CATCH your own dinner: Some regions in Slovakia hold "duck feasts" as well as "goose feasts" during the autumn.
photo: Ján Svrček
In English, husacie hody means "goose feast," and it entails cooking and eating every last part of the poor bird, leaving nothing to waste. Basically it's just a big feast with lots of food, lots of drink and plenty of dancing, often to the sounds of a two-piece gypsy band. I'd never realised it before this evening, but the violin and accordion can produce a surprisingly danceable beat. That sudden insight may have had something to do with the free-flowing wine and hard liquor Demänovka I was drinking.

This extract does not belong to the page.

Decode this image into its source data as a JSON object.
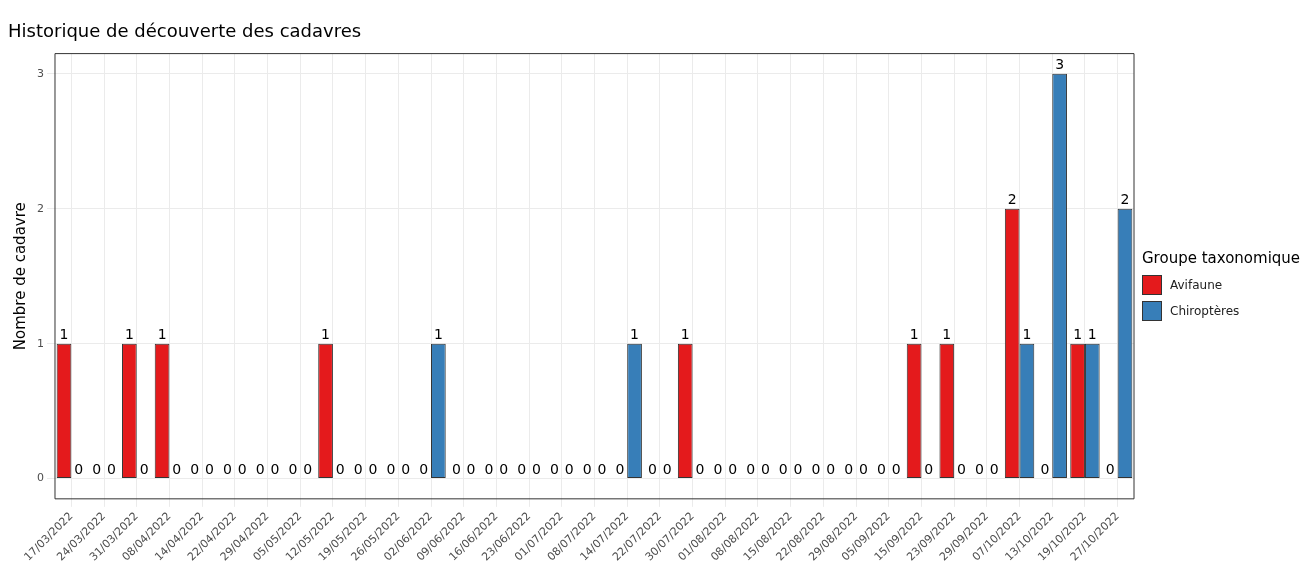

Luckily for the 60 or so guests present that night, there was more than just one goose on offer, and most bits of each bird were quite delectable. Arguably the best part of the whole meal, the meat that was presented for the main course, was similar to rotisserie chicken, but darker in colour and richer in taste. In fact, it was so good that one of my buddies went back for more time and again throughout the night. Even when there were only about six people left, there was Marek going back for more goose.
Another prominent dish was what I presumed to be chopped-up goose livers. A dark grey colour, this rather unsightly food had one of those flavours that at first you're surprised that you like. Then a bitter aftertaste creeps in from behind the walls of your mouth, and each bite collaborates to cause a rather unpleasant sensation that can only be quelled by large quantities of red wine. Finding myself in the uncomfortable position of being a guest with too much of something I don't like sitting on my plate, I discovered that wrapping the bits of liver in flat, oily potato pancakes made them tolerable.
For something lighter on the side, guests could choose from - or partake of all - the various salads at the serving table. I opted most often for the cucumbers and tomatoes in vinegar and water, but I also grabbed several helpings of the ubiquitous cabbage-based salads on offer.
I'm ever the adventurer when it comes to my taste buds, and yet there was one part of the husacie hody that even I couldn't choke down more than half a bite's worth. At the end of the meal, for a sort of dessert, the waiters brought out small plates with rye bread on them. That in itself was not a problem, but it was what was on the bread that put me off (and many others, I must note.) Greasy, grimy, slimy goose fat had been generously spread on each piece, with sliced raw onions on top.
I suppose that normally at this point in the feast, guests may have worked up enough appetite from all the dancing - or consumed enough booze - to swallow anything. From what I could tell, though, at our gathering there hadn't been nearly enough wine drunk or dances danced. To the credit of my companions, just a select few dared to touch the stuff, and only a minority of those managed to eat an entire piece.
Because a large amount of these morsels went uneaten, the stench of raw onions and goose fat wafted around the room for the remainder of the evening. No matter how far away you pushed the plate, the scent would return with a vengeance.
After my initiation into the wine-swilling, body-twirling world of husacie hody, I was more convinced than ever that the appeal of Slovak cuisine varies; not only for foreigners such as myself, but also for native Slovaks. If you look at husacie hody as an attempt to stomach every last part of the poor geese that were sacrificed, then I suppose we failed. However, if you wish to view it as an excuse to get together and have a grand ol' time, in true Slovak style, consider our mission successful.